Neden enflasyon tahminleri tutmadı? Bu sorunun birkaç cevabı var: 

 

* Enflasyonu kontrol altına almak için para politikası sıkılaştırıldı. Bu gerekliydi. Ama para politikasını destekleyecek yapısal politikalar yeterince kapsamlı ve hızlı biçimde devreye giremedi. Önceki yazılarımda da altını çizdiğim üzere, sıkı para politikası enflasyonla mücadelenin ön koşulu olmakla birlikte yeterli koşulu değildir. 

 

* Para politikasının iletişim ayağı zayıf kaldı. Dolayısıyla, enflasyon beklentileri yeterince iyi yönetilemedi. Bu durum, fiyatlama davranışları ve tüketim eğilimlerinin normalleşmesini geciktirdi. 

 

* Fiyatı kamu tarafından yönetilen ve yönlendirilen mal ve hizmetlere yönelik fiyat ayarlamaları dezenflasyon sürecini yeterince desteklemedi.  

 

ÇÖZÜM NEREDE?

 

Peki, bundan sonra ne yapmalıyız?

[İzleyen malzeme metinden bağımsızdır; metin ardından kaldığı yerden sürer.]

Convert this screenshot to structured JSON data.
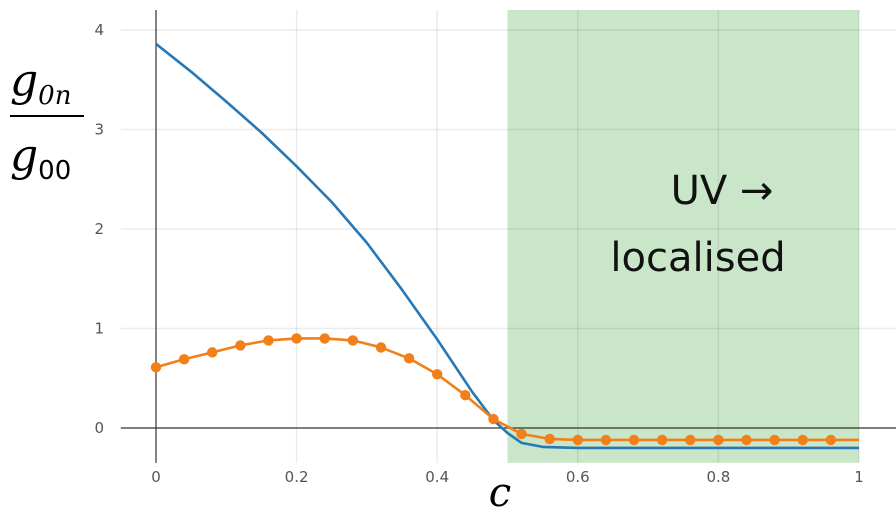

Para politikasının etki alanına girmeyen ama enflasyonu ilgilendiren alanlara dair diğer ekonomi politikalarını daha etkin çalıştırmamız lazım. Ekonominin planlama, üretim, teşvik, dağıtım ve aracılık faaliyetlerini ilgilendiren sorunlarına dair kalıcı çözümler üretmeliyiz. Enflasyonla mücadelenin her boyutunu vatandaşa ve şirketlere daha fazla dokunarak anlatmalıyız. Maliye politikalarını hem enflasyonla mücadeleyi destekleyecek hem de enflasyonla mücadelenin maliyetinin toplumda daha adil biçimde paylaşılmasını sağlayacak şekilde çalıştırmalıyız. 

 

Bunları yapmakta yetersiz kaldığımız durumda, sıkı para politikası daha uzun süre devrede kalabilir. Yani yüksek faiz, ekonomiyi gereğinden uzun süre yorabilir. Bu durum, reel sektörün üretim kapasitesine, yatırım iştahına ve rekabet gücüne zarar verir; sabit gelirli vatandaşların yaşam koşulları daha da zorlaşır. İşte bu yüzden enflasyonla mücadeleyi çok boyutlu bir strateji ve politika setiyle yürütmemiz gerekiyor.